GP suspended after relationship with patient

08 May 2019

GP reprimanded and suspended for six months after engaging in a relationship with a patient.

A tribunal has suspended the registration of a specialist general practitioner from Queensland after she engaged in a sexual relationship with a patient and then communicated with the patient after he terminated the relationship when the doctor should have known that this would or could aggravate and distress the patient.

On 27 March 2019, the Queensland Civil and Administrative Tribunal (the tribunal) reprimanded the medical practitioner, suspended her registration for six months and imposed conditions on her registration after finding she had engaged in professional misconduct.

Concerns about the practitioner were first made to the Office of the Health Ombudsman (OHO) in 2014 which referred the matter to the Australian Health Practitioner Regulation Agency (AHPRA).

The complainant had been a patient of the medical practitioner from about mid-September 2009 until mid-April 2011. The doctor had treated the patient for various reasons including depression, anxiety and difficulty sleeping. The doctor had prescribed the patient medication for his depression and anxiety and had referred him to a psychiatrist. 

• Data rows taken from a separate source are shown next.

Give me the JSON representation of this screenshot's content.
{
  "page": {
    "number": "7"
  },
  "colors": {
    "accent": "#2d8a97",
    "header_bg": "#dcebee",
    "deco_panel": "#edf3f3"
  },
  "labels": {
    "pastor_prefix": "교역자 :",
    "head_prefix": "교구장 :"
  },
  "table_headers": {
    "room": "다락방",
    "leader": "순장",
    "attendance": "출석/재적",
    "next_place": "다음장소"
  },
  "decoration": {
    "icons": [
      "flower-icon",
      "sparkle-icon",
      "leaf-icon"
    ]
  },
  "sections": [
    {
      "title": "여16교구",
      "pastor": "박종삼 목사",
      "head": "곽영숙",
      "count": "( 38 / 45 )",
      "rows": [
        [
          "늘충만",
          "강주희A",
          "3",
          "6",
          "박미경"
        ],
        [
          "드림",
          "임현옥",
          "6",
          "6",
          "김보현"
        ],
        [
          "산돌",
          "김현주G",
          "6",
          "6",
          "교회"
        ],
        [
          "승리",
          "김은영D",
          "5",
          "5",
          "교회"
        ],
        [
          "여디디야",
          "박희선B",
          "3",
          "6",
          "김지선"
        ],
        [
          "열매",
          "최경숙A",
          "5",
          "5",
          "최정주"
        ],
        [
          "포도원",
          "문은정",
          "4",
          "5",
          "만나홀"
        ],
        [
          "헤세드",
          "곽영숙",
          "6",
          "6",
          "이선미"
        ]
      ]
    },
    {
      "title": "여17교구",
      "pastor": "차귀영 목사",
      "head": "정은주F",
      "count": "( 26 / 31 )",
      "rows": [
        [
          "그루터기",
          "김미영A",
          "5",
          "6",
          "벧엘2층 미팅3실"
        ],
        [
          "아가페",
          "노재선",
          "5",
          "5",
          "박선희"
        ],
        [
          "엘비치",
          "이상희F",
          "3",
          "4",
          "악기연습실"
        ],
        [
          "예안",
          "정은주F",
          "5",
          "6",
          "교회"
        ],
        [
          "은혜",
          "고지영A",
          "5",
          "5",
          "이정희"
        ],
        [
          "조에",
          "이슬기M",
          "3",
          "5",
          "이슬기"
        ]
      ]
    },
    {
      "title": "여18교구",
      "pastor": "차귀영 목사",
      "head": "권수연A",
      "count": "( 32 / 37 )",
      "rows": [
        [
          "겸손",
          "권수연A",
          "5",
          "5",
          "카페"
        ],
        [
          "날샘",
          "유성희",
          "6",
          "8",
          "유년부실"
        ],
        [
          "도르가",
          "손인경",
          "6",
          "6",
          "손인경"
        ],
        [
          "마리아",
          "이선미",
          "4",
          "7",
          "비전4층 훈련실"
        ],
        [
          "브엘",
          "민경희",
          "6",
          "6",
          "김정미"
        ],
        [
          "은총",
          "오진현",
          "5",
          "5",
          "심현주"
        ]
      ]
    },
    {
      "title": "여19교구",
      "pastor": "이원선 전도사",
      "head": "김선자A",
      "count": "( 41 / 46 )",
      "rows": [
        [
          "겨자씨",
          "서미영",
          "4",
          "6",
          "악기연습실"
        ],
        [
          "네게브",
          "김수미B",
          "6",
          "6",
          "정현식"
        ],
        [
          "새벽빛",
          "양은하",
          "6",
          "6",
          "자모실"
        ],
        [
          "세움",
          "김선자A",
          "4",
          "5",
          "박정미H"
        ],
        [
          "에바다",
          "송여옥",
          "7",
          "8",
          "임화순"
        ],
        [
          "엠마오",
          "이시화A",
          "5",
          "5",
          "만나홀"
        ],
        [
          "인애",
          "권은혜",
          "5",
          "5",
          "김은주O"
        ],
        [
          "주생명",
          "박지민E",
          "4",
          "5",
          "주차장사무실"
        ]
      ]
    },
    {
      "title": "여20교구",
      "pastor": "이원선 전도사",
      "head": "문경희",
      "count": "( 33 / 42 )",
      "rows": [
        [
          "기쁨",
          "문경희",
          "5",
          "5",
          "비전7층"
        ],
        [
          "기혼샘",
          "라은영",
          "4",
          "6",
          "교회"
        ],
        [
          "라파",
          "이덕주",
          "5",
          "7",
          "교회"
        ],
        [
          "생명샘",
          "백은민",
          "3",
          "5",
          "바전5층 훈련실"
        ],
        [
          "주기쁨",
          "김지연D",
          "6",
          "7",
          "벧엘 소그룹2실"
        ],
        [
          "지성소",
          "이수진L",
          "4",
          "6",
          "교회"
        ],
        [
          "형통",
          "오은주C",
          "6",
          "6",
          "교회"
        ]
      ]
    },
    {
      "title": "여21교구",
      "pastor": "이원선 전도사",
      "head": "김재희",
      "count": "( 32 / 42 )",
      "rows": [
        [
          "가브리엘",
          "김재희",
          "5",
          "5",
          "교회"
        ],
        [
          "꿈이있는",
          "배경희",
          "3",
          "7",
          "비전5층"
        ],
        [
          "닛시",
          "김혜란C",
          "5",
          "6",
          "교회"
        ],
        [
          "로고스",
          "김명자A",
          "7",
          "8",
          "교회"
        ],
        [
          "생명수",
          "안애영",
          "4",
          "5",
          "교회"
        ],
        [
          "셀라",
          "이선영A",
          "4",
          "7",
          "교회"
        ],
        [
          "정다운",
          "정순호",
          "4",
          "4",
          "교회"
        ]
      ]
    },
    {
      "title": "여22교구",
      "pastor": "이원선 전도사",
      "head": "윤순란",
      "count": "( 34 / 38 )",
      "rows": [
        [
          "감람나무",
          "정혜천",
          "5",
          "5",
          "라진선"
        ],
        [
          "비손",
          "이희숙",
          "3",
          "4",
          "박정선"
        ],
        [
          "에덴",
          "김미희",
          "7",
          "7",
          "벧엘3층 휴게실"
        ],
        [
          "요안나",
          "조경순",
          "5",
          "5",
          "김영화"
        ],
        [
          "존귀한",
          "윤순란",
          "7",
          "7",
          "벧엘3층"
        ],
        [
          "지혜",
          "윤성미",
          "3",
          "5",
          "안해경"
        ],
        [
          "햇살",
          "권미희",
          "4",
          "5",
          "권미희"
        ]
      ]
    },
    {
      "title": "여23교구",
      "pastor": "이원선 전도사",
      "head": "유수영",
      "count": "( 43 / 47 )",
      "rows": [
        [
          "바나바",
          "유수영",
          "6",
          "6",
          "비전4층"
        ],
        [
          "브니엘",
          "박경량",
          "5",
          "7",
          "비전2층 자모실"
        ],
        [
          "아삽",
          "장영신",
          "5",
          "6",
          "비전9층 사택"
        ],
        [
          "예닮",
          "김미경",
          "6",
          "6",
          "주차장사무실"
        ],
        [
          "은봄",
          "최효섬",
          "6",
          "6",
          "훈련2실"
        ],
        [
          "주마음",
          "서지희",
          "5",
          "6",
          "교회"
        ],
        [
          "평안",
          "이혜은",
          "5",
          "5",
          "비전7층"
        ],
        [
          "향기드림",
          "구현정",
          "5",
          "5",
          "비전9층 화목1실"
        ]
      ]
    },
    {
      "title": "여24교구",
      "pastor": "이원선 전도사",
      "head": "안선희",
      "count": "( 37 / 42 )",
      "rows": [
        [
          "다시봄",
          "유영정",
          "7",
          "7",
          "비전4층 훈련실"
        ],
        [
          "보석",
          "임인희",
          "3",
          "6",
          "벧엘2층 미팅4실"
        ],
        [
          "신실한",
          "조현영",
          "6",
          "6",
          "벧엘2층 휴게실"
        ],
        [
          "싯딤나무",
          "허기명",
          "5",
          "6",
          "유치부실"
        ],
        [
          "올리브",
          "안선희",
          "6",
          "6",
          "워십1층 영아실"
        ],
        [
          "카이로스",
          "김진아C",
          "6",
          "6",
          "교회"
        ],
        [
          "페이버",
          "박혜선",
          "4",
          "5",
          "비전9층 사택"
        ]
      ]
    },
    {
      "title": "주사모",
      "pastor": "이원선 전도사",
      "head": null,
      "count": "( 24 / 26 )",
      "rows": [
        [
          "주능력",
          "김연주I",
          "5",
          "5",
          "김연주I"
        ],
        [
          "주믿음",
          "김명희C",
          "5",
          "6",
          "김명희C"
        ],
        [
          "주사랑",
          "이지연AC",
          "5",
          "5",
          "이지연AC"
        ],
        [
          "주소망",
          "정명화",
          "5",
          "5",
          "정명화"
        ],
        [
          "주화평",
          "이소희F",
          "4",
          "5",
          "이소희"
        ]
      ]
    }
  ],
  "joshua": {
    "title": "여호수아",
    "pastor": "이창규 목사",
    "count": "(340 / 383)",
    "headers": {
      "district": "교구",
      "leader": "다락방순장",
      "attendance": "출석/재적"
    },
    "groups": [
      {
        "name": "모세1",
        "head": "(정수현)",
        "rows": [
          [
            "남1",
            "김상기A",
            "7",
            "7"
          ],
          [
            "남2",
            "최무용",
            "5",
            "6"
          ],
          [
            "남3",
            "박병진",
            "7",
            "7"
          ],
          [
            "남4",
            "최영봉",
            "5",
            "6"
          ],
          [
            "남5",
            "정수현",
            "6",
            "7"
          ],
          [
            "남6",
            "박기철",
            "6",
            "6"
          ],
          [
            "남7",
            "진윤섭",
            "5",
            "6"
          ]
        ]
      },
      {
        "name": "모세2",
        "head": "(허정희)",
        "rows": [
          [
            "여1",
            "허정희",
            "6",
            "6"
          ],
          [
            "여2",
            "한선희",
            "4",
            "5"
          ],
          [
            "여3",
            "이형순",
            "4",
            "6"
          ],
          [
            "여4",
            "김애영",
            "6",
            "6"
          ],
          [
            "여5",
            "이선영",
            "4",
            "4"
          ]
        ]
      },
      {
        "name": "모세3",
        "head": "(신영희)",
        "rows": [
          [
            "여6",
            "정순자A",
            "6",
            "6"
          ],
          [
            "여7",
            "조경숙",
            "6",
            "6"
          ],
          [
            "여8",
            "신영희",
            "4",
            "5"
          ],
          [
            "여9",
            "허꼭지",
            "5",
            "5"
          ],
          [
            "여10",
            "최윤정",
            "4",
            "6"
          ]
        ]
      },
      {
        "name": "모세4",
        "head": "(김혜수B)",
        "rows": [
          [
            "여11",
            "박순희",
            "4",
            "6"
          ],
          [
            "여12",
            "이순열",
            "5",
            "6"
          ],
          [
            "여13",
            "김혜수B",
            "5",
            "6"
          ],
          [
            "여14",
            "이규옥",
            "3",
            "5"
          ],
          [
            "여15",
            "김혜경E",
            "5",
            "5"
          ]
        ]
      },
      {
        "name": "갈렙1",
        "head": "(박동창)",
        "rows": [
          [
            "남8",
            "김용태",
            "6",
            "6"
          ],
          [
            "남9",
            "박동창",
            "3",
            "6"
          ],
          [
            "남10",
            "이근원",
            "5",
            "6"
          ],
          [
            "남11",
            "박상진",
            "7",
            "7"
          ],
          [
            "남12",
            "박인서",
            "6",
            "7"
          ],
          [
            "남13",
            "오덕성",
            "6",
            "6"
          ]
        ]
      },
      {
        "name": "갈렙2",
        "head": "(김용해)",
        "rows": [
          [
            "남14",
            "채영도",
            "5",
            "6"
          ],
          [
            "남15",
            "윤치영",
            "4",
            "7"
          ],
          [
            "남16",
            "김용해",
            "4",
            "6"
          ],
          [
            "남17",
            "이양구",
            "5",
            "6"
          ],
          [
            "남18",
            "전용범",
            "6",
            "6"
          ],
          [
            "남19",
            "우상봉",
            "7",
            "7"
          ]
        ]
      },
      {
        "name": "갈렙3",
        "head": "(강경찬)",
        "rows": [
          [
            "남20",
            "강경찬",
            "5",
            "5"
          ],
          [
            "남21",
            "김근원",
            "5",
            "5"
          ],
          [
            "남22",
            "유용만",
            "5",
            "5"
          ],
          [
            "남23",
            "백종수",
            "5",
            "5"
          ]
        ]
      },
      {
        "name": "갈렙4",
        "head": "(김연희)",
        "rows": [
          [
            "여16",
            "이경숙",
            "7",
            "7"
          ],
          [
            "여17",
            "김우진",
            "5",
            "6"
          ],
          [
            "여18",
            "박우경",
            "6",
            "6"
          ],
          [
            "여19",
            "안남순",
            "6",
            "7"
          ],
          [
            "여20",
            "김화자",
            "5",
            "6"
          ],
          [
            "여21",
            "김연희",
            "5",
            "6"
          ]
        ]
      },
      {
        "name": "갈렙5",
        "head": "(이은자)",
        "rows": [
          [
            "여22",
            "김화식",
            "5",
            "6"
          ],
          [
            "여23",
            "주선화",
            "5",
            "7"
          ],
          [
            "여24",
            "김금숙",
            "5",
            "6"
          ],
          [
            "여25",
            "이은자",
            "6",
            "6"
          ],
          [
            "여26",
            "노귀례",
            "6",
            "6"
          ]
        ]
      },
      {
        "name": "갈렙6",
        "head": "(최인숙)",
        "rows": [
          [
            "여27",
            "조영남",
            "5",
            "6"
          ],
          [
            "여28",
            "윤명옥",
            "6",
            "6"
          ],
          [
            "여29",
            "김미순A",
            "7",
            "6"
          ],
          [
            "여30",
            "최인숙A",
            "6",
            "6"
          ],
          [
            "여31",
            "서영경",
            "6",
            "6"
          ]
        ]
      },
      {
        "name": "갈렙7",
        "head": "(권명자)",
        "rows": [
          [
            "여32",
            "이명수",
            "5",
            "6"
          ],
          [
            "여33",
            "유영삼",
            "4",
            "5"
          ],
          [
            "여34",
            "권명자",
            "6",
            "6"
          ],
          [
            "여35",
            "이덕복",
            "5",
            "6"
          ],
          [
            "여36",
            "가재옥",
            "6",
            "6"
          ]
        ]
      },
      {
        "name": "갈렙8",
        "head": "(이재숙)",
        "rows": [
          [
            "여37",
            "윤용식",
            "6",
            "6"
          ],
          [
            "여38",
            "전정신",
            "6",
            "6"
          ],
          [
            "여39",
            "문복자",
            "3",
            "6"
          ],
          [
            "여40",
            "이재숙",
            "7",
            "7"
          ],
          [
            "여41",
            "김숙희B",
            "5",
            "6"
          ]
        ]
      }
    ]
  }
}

The personal and sexual relationship with the patient occurred between mid-February and 5 July 2011.

In mid-February 2011, the medical practitioner saw the patient privately, outside of the medical practice, and over the next several months they engaged in a sexual and personal relationship. After this relationship started, the medical practitioner consulted with the patient on one occasion and also organised a referral letter for the patient.

The medical practitioner admitted the allegations against her, including accepting that she should have refused to consult with the patient and asked him to see another doctor.

After the patient terminated the relationship in July 2011, the medical practitioner continued to contact the patient by text message, including making derogatory and belittling remarks about him.

The medical practitioner accepted that she knew, or ought to have known, that contacting the patient after their relationship had ended would or could aggravate and/or cause the patient distress.

The Board and the medical practitioner agreed that the tribunal should make a finding of professional misconduct and proposed that the sanction should be a reprimand, a six-month suspension and the imposition of conditions requiring mentoring and education. The tribunal also agreed that the medical practitioner should pay the Board's costs.

The tribunal acknowledged that there were mitigating factors. These include that the medical practitioner had not engaged in such conduct before, it was more than seven years since the misconduct occurred and the delay was not due to the practitioner. Additionally, the conduct could not be described as predatory, the doctor’s judgement at the time was compromised due to her own vulnerabilities, she had demonstrated insight and there was little risk of reoffending. She had also made full and frank admissions at an early stage of the investigation and co-operated in the tribunal proceedings.

The tribunal considered that the boundary violation by the practitioner by engaging in a sexual and personal relationship with a patient was aggravated by sending the patient belittling and derogatory text messages. The tribunal regarded such conduct as disgraceful.

The tribunal found that the medical practitioner’s behaviour constituted professional misconduct which is conduct that is substantially below the standard reasonably expected of a registered health practitioner.

The tribunal made a non-publication order prohibiting the publication of the identity of the practitioner and patient.

The decision is published on the Queensland Civil and Administrative Tribunal website.